このようなスポーツの問題はそのまま現代の哲学の問題として語り繋げられる。運動にまつわる様々な思考を止めさせてしまうのは、永久機関のようなエネルギーを想定するからである。そうした動因にのみ眼をむけるのは、てこの支点にだけ意識を集中させるスポーツの仕方なのだ。「ただ中に達する」にはどうしたらよいか?いかに哲学を開始し、いかに生の中に達するように哲学をおこなうのかが問われているのである。

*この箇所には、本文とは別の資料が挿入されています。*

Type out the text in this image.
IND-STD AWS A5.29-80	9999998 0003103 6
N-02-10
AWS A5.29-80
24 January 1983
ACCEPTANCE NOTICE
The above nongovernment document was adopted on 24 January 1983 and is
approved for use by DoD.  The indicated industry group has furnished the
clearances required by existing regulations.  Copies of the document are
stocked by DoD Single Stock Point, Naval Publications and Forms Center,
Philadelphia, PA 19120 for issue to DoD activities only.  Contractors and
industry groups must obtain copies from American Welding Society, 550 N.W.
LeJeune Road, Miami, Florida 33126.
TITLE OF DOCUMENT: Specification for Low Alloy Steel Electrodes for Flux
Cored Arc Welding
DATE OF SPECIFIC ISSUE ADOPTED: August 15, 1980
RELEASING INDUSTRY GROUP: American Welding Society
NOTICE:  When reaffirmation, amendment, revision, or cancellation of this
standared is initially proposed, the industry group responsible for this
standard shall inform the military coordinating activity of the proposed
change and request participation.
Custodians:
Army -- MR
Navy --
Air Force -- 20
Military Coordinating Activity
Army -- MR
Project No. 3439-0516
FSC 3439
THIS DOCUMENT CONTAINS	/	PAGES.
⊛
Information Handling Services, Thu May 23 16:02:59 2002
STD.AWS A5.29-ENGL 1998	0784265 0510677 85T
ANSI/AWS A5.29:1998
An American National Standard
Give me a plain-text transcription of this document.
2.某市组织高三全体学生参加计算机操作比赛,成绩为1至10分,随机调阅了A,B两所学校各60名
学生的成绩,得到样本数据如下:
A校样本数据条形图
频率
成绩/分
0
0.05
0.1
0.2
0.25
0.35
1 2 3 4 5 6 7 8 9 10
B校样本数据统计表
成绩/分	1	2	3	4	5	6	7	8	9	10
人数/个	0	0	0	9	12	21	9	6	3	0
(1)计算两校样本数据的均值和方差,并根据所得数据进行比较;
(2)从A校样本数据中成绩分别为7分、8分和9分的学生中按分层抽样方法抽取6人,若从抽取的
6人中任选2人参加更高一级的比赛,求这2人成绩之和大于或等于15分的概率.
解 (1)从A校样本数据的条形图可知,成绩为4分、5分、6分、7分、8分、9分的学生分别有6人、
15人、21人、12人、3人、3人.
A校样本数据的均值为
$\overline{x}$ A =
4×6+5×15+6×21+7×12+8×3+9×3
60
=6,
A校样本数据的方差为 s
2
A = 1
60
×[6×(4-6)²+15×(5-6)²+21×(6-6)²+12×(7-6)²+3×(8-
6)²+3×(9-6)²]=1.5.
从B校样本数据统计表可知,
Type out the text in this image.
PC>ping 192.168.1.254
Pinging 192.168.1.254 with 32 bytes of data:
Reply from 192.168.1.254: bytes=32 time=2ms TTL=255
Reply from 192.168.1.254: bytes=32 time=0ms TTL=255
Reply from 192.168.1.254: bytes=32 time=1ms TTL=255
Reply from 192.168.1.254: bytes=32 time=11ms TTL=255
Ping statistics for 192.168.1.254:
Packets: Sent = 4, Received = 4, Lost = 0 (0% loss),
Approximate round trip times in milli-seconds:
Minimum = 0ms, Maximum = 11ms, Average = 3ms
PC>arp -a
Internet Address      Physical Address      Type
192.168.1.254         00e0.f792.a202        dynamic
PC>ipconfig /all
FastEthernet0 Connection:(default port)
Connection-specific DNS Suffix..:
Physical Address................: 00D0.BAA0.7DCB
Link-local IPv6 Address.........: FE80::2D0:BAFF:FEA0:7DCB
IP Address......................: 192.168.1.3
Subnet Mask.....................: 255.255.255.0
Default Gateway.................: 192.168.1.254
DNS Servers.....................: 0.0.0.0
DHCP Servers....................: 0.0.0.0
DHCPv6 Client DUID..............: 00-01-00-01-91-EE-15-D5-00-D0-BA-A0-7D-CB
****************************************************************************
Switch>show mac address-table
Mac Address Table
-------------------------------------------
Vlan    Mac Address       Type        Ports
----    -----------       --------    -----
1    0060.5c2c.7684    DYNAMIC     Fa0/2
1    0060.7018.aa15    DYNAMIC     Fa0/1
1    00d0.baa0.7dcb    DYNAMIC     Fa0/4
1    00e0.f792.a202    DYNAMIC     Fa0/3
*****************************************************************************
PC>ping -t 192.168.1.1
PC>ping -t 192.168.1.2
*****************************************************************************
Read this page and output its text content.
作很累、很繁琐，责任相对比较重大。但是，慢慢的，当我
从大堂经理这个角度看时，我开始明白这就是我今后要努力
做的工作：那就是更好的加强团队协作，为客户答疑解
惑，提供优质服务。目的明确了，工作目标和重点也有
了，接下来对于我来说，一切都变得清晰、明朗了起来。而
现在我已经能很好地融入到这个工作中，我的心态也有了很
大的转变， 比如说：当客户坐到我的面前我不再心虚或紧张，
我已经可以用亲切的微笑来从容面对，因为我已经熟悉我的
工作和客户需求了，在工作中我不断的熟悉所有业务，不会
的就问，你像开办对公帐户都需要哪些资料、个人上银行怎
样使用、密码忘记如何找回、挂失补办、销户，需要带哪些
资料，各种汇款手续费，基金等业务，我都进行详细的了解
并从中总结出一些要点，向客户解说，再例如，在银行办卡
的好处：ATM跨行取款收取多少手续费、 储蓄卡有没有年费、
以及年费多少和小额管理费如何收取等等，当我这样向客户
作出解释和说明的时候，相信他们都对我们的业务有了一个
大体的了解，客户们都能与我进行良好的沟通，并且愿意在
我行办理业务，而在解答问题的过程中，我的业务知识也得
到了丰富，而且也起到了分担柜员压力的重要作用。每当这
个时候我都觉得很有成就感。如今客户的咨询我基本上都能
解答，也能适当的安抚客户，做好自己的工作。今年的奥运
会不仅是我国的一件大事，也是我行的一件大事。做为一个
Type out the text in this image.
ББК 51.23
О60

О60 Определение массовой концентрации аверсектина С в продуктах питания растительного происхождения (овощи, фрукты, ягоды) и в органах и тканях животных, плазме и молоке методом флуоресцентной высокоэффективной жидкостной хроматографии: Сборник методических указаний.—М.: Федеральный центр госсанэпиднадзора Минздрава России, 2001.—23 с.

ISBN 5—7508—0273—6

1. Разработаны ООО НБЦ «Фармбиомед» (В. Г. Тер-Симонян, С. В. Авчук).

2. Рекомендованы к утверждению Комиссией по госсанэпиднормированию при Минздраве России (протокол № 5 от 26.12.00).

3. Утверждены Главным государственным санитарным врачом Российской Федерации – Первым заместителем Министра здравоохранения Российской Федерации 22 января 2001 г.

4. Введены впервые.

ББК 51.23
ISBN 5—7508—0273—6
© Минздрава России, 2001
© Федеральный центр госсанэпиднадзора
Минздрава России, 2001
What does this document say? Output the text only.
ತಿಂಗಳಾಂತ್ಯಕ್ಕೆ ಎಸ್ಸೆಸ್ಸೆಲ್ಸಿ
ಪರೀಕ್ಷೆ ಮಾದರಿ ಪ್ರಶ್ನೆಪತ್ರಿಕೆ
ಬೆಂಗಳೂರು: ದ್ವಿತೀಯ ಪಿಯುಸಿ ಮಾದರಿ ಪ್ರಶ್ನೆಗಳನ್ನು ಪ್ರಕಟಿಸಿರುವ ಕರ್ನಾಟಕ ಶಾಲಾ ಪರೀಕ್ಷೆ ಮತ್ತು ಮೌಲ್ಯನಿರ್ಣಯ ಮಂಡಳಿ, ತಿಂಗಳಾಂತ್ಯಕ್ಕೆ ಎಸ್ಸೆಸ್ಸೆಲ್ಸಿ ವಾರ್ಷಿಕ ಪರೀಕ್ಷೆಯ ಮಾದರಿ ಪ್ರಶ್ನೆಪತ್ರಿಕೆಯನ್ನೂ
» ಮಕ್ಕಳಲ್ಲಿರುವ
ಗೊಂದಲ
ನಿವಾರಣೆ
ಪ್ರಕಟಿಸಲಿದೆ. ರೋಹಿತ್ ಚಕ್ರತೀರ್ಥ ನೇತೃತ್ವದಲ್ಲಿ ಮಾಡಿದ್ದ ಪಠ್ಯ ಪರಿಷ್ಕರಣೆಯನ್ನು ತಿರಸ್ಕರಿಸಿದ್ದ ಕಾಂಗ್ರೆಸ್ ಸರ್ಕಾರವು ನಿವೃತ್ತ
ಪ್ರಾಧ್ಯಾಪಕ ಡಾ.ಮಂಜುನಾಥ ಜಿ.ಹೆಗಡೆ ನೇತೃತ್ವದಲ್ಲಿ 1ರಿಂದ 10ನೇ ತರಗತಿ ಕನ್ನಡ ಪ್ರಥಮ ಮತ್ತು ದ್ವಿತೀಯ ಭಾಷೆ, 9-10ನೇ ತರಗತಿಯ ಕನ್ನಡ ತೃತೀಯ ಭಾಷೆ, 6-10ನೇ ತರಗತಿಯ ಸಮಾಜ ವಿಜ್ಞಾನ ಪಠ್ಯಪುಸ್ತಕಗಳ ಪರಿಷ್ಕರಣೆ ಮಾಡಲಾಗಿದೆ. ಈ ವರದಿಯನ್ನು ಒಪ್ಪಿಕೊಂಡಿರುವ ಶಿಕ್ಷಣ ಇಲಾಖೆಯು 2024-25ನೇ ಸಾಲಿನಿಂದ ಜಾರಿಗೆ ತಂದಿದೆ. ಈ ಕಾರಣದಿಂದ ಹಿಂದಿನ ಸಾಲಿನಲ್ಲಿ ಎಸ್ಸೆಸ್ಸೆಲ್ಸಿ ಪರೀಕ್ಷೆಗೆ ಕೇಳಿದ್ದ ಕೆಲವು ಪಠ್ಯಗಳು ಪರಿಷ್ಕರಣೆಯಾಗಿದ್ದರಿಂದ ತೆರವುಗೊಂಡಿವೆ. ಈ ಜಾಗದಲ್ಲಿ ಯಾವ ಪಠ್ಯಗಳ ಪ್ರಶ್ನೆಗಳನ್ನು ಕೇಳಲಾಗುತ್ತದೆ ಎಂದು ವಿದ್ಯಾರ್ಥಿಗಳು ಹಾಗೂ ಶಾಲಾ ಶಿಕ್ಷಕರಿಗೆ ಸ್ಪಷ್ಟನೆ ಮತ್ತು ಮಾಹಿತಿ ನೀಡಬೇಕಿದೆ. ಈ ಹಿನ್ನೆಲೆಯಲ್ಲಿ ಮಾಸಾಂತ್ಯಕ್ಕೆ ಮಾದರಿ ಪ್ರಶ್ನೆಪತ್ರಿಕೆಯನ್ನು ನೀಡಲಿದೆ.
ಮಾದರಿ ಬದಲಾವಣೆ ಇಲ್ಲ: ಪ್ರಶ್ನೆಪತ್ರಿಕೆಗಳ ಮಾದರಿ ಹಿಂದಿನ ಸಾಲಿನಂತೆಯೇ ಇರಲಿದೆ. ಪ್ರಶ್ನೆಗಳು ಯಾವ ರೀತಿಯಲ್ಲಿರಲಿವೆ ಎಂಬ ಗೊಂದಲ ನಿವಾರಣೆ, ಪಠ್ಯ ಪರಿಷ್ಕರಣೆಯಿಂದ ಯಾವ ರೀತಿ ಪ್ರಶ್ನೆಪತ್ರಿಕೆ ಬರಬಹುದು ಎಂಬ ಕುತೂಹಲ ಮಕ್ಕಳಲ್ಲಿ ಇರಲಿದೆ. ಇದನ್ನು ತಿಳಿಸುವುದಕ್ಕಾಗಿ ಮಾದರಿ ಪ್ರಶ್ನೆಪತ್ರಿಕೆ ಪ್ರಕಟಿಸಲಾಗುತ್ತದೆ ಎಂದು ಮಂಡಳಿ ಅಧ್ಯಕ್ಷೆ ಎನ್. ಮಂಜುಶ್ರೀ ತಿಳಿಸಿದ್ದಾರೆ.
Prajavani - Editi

他にスポーツを主題化して書かれたドゥルーズの文章を発見することは難しいが、身体にできることを問題にした書物はスピノザとニーチェの名が掲げられる作品の中で、骨格的な役割をもっている。スピノザの身体に関する能動的な企図が、喜びへ接続されることについては別章で述べたとおりである→喜びの章。それと密接な関係を持ちながらニーチェをとおして語られるときの身体は「諸力の領域であり、多数の力が競いあう営養の場」(『ニーチェと哲学』第二章・能動と反動/六十五頁)として考えられている。化学的な身体(物体)、生理学的な身体(生体)、社会的政治的な身体(政体)という様々な境位をもった一つの体が、それぞれにおいて支配する力と支配される力の緊張関係を形成する。アドレナリンとノルアドレナリンの関係や、痛みと回復の関係、あるいは抑圧的社会構造と自由な身体性の関係のように、支配力の対峙をなすのである。そうしたことがすべて果実のように一つに結ばれたものの中で起こってる。ニーチェの用語では支配する力を能動的(actives)と呼び、支配される力を反動的(reactives)と呼ぶ。この度合によってそれぞれの諸力は位階序列を与えられているのだ。 このことは外在的な要因に無意識的に適応していくスポーツの側面とは矛盾しない。能動性とは、身体をとりまくきわめて物質的で因果関係の明瞭な要因を単純に捻じ伏せるということではない。外在的な要因の中にも能動的なものと反動的なものはあるからだ。そのバランスを絶えず取りながら、身体ができうる最大限の力能を活用出来るように外在的な要因の中でも能動的な力を、身体の運動に変換していくのである。